To facilitate a correct formulation of cosmeceuticals containing vitamin C it is essential to take into account your tendency to oxidize very easily. The alteration of cosmetics can be easily noticed by observing the color: a yellow color indicates a non-oxidized form while a change to brown indicates a degradation of the vitamin C contained within the product. To avoid this degradation it is necessary to use more stable forms such as magnesium phosphate ascorbate, or the more recent 3-o-ethyl ascorbic acid, reduce the pH, and replace the water with other solvents.
What Glutathione is
Glutathione is a tripeptide consisting of three amino acids: glutamic acid, cysteine , and glycine. It is a substance capable of carrying out antioxidant activity and neutralizing free radicals. It is found in large quantities in the liver, where it has a protective action on external substances that are potentially toxic to the liver: in fact, a glutathione deficiency exposes the liver cells to potential toxic damage.
It is found naturally in raw meat, milk, many vegetables such as broccoli, cauliflower, garlic and onion, eggs, legumes, dried fruit.

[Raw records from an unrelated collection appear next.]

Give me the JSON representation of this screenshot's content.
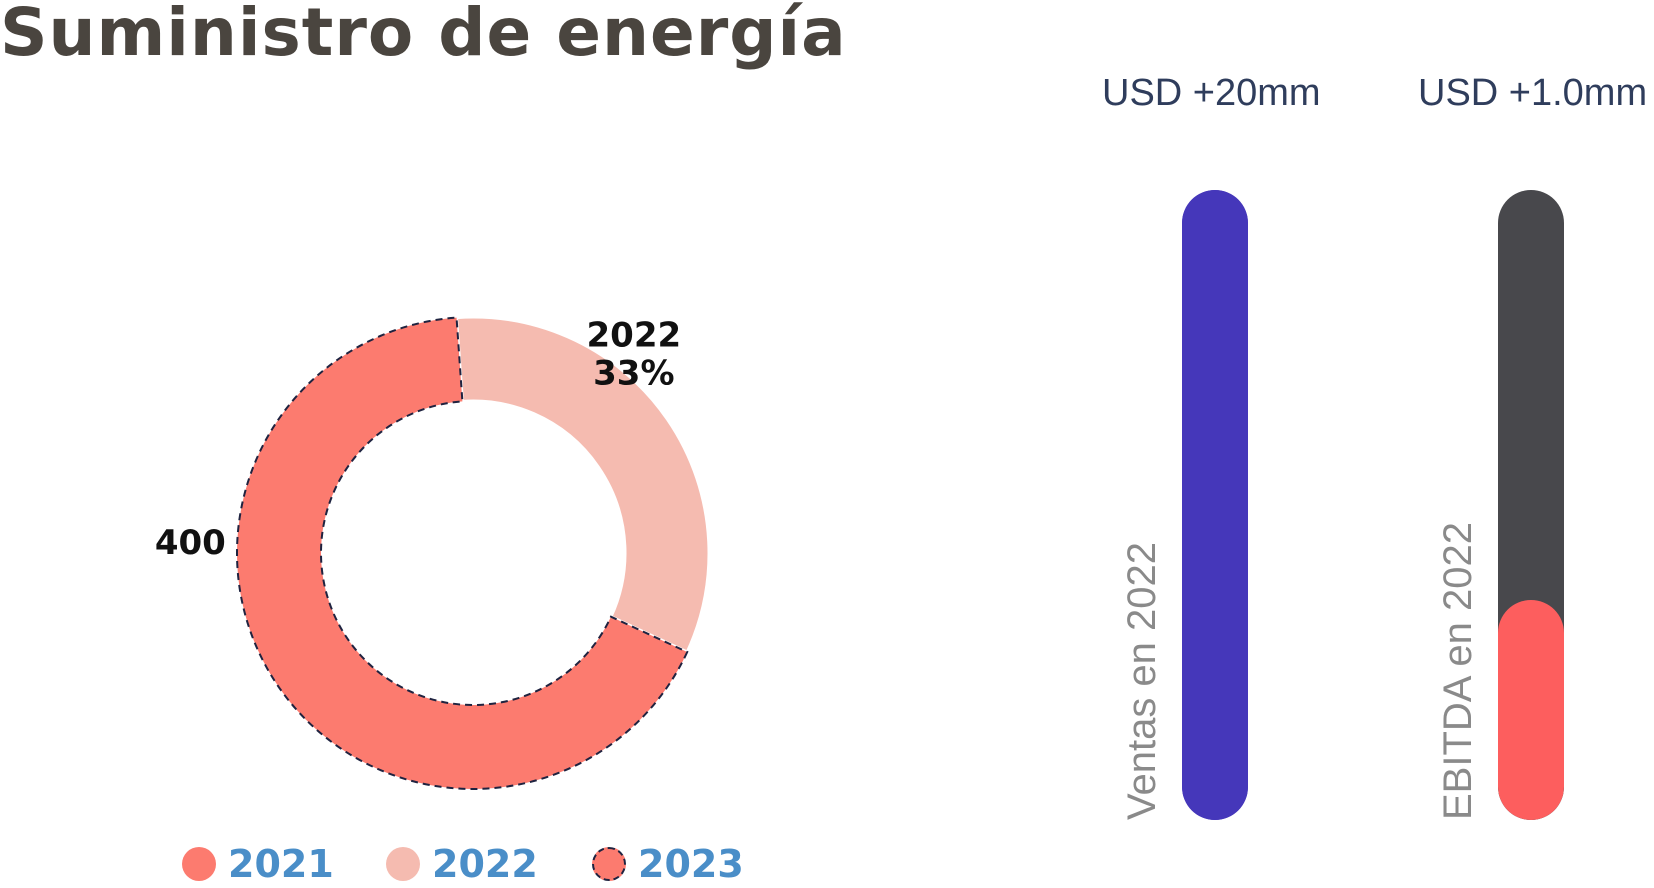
{
  "title": "Suministro de energía",
  "chart_data": [
    {
      "type": "pie",
      "variant": "donut",
      "slices": [
        {
          "name": "2021",
          "value": 0,
          "color": "#fc7b6f"
        },
        {
          "name": "2022",
          "value": 33,
          "color": "#f5bbb0"
        },
        {
          "name": "2023",
          "value": 67,
          "color": "#fc7b6f",
          "border": "dashed"
        }
      ],
      "annotations": [
        {
          "series": "2022",
          "line1": "2022",
          "line2": "33%"
        },
        {
          "series": "2023",
          "text": "400"
        }
      ],
      "legend": {
        "placement": "bottom",
        "entries": [
          {
            "label": "2021",
            "color": "#fc7b6f",
            "style": "solid"
          },
          {
            "label": "2022",
            "color": "#f5bbb0",
            "style": "solid"
          },
          {
            "label": "2023",
            "color": "#fc7b6f",
            "style": "dashed"
          }
        ]
      }
    },
    {
      "type": "bar",
      "orientation": "vertical",
      "bars": [
        {
          "headline": "USD +20mm",
          "label": "Ventas en 2022",
          "fill_fraction": 1.0,
          "fill_color": "#4537ba",
          "track_color": "#4537ba"
        },
        {
          "headline": "USD +1.0mm",
          "label": "EBITDA en 2022",
          "fill_fraction": 0.35,
          "fill_color": "#fd5e5e",
          "track_color": "#48484c"
        }
      ]
    }
  ]
}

The functions of Glutathione
Glutathione is used as a supplement in patients suffering from diseases such as diabetes, atherosclerosis, and HIV-infected disease. In the commercial world, it is used to delay aging, strengthen the immune system, protect the body from external oxidants such as ionizing radiation, alcohol, smoke. Glutathione is also used to reduce symptoms of Parkinson’s disease and in association with traditional therapies for the treatment of autoimmune diseases and psoriasis.

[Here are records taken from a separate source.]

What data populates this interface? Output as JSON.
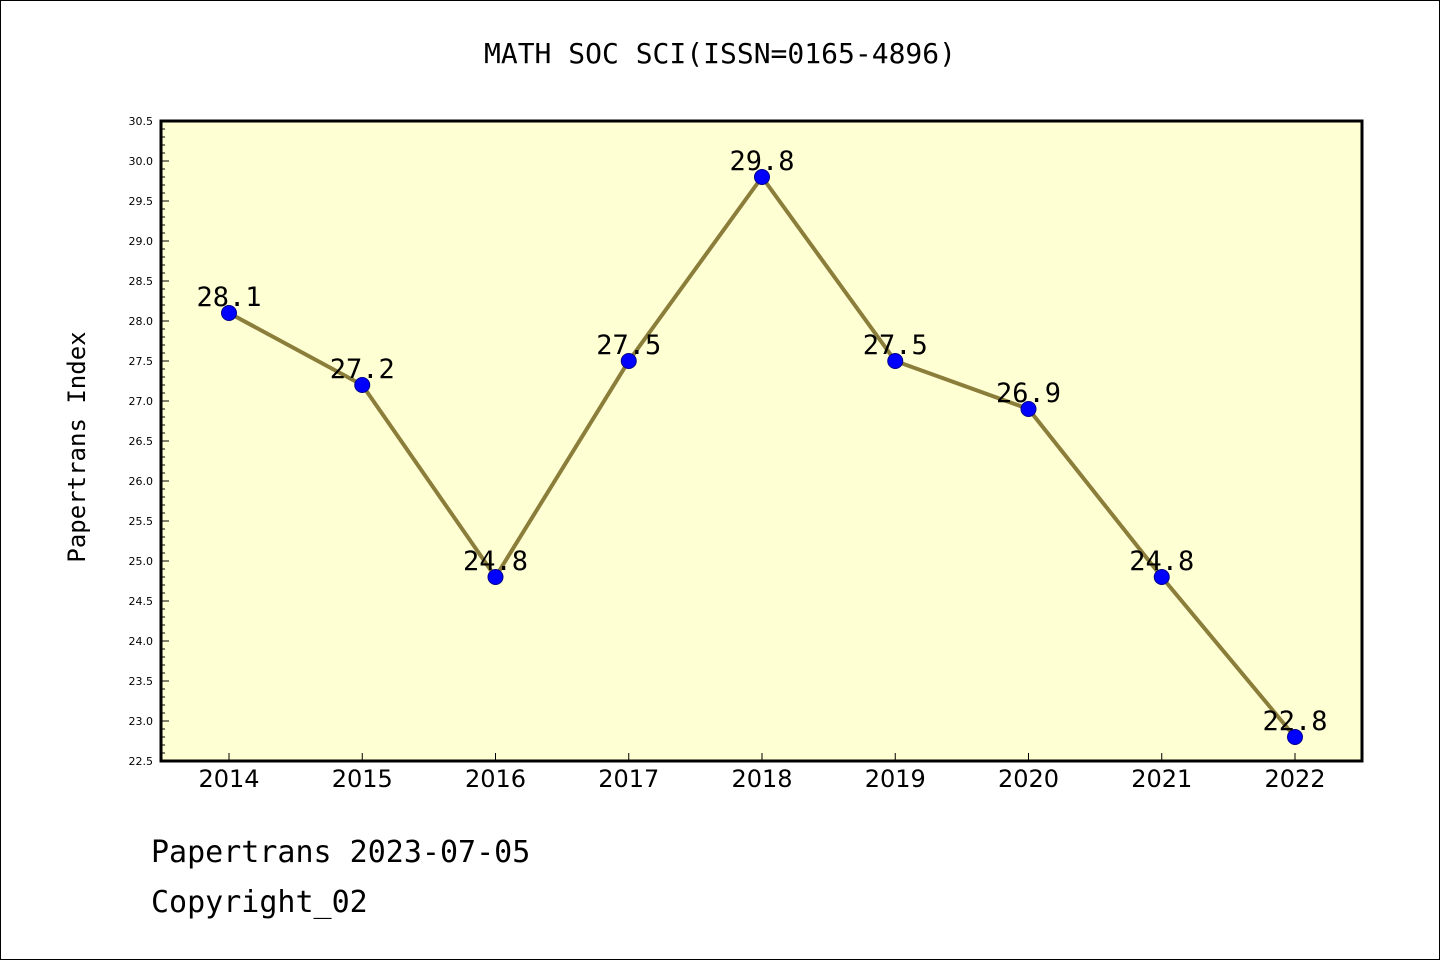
{
  "chart_data": {
    "type": "line",
    "title": "MATH SOC SCI(ISSN=0165-4896)",
    "xlabel": "",
    "ylabel": "Papertrans Index",
    "categories": [
      "2014",
      "2015",
      "2016",
      "2017",
      "2018",
      "2019",
      "2020",
      "2021",
      "2022"
    ],
    "series": [
      {
        "values": [
          28.1,
          27.2,
          24.8,
          27.5,
          29.8,
          27.5,
          26.9,
          24.8,
          22.8
        ],
        "labels": [
          "28.1",
          "27.2",
          "24.8",
          "27.5",
          "29.8",
          "27.5",
          "26.9",
          "24.8",
          "22.8"
        ]
      }
    ],
    "ylim": [
      22.5,
      30.5
    ],
    "yticks": [
      "22.5",
      "23.0",
      "23.5",
      "24.0",
      "24.5",
      "25.0",
      "25.5",
      "26.0",
      "26.5",
      "27.0",
      "27.5",
      "28.0",
      "28.5",
      "29.0",
      "29.5",
      "30.0",
      "30.5"
    ],
    "grid": false,
    "colors": {
      "plot_background": "#ffffd4",
      "line": "#8b7d3a",
      "marker": "#0000ff"
    }
  },
  "footer": {
    "date_line": "Papertrans 2023-07-05",
    "copyright": "Copyright_02"
  }
}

Glutathione in cosmeceuticals
Recent studies have shown good skin function when taken in a particular pharmaceutical form, the buccal solution. It is usually associated with other molecules with antioxidant activity such as vitamins of group B, vitamin A, vitamin C, or vitamin E. There are no known adverse effects of glutathione, except in the case of an excessive intake of this substance and allergic reactions. However, it has been shown that glutathione has pharmacokinetics that is affected by the presence of some intestinal enzymes that degrade it, altering its bioavailability. It is therefore considered more useful to supplement it with its precursor, N-Acetyl-Cysteine. The dosage of glutathione used in the supplement varies from 50 to 600 mg per day.
Both of these substances have gone through favorable commercial moments, being“in fashion” and less favorable commercial moments. However, there is no doubt that, with the right guidelines, these are two extremely useful substances whose use, with due care, is recommended.